The EC2 resource makes it easy to filter running instances using the same filter syntax the AWS CLI accepts.

import boto3

ec2 = boto3.resource('ec2')

# Get all running instances with a specific tag
running_instances = ec2.instances.filter(
    Filters=[
        {'Name': 'instance-state-name', 'Values': ['running']},
        {'Name': 'tag:Environment',      'Values': ['production']}
    ]
)

for instance in running_instances:
    print(f"ID: {instance.id}  Type: {instance.instance_type}  "
          f"IP: {instance.public_ip_address}")

Reading and Writing Items in DynamoDB

DynamoDB's resource interface gives you a clean Table object with straightforward put_item, get_item, and query methods. The SDK handles marshaling Python types to DynamoDB attribute types automatically.

import boto3

dynamodb = boto3.resource('dynamodb')
table = dynamodb.Table('Users')

# Write an item
table.put_item(Item={
    'UserId':  'user-001',
    'Name':    'Alex Rivera',
    'Email':   '[email protected]',
    'Active':  True
})

# Read an item back by its primary key
response = table.get_item(Key={'UserId': 'user-001'})
user = response.get('Item')

if user:
    print(f"Name: {user['Name']}, Email: {user['Email']}")

Warning

DynamoDB's query and scan operations can also return paginated results when a table is large. Use a paginator or check for a LastEvaluatedKey in the response to ensure you retrieve all matching items, not just the first page.

Key Takeaways

Boto3 requires Python 3.10 or later as of the current version. Set up credentials through aws configure or IAM roles before writing any SDK code.
Use the client interface for full API coverage and the resource interface for cleaner, object-oriented code with automatic pagination. Both can be used together in the same script through resource.meta.client.
Always use paginators for list operations. AWS APIs cap the number of results per response, and skipping pagination means your code silently misses data beyond the first page.
Waiters handle asynchronous operations cleanly. They eliminate manual polling loops and raise exceptions automatically when an operation fails or times out.
Avoid hardcoding credentials in code. Use IAM roles for resources running on AWS, and the shared credentials file or environment variables for local development.

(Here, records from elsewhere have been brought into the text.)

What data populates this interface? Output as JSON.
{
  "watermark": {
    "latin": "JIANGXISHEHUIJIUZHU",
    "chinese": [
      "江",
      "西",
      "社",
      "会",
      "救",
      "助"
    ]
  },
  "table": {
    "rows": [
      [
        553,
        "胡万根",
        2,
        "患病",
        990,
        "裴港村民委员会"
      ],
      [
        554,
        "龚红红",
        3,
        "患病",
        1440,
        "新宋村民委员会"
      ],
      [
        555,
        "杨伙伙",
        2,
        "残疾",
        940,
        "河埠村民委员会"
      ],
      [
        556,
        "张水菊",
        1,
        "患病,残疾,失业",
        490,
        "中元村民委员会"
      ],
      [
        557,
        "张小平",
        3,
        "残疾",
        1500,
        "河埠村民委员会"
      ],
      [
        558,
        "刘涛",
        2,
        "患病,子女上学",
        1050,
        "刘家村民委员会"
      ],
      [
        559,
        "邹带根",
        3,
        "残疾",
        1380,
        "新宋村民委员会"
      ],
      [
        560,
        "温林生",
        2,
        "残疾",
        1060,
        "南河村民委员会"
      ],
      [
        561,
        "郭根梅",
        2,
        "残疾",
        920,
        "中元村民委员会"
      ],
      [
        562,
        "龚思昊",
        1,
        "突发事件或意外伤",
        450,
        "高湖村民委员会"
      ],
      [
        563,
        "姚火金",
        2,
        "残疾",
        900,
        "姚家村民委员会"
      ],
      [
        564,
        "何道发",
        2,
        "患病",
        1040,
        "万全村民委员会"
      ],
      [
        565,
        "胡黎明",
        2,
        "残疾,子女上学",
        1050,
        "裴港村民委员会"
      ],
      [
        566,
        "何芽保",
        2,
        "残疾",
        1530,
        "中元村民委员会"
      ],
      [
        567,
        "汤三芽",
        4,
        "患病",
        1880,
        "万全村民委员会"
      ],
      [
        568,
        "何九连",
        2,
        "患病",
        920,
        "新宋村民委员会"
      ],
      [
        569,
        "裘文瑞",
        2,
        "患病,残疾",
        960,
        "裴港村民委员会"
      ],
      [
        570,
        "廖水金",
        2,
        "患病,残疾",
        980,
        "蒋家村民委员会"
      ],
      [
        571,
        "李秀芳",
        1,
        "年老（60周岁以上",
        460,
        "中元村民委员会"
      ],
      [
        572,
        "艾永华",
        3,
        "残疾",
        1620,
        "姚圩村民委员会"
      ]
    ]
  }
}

Boto3 is the foundation for almost any Python-based AWS automation task. Once you are comfortable with the client and resource patterns, paginators, and waiters covered here, you have the core knowledge needed to work with any of the hundreds of services the SDK supports. The official Boto3 documentation is well-maintained and worth bookmarking—each service page lists every available method, paginator, and waiter along with code examples.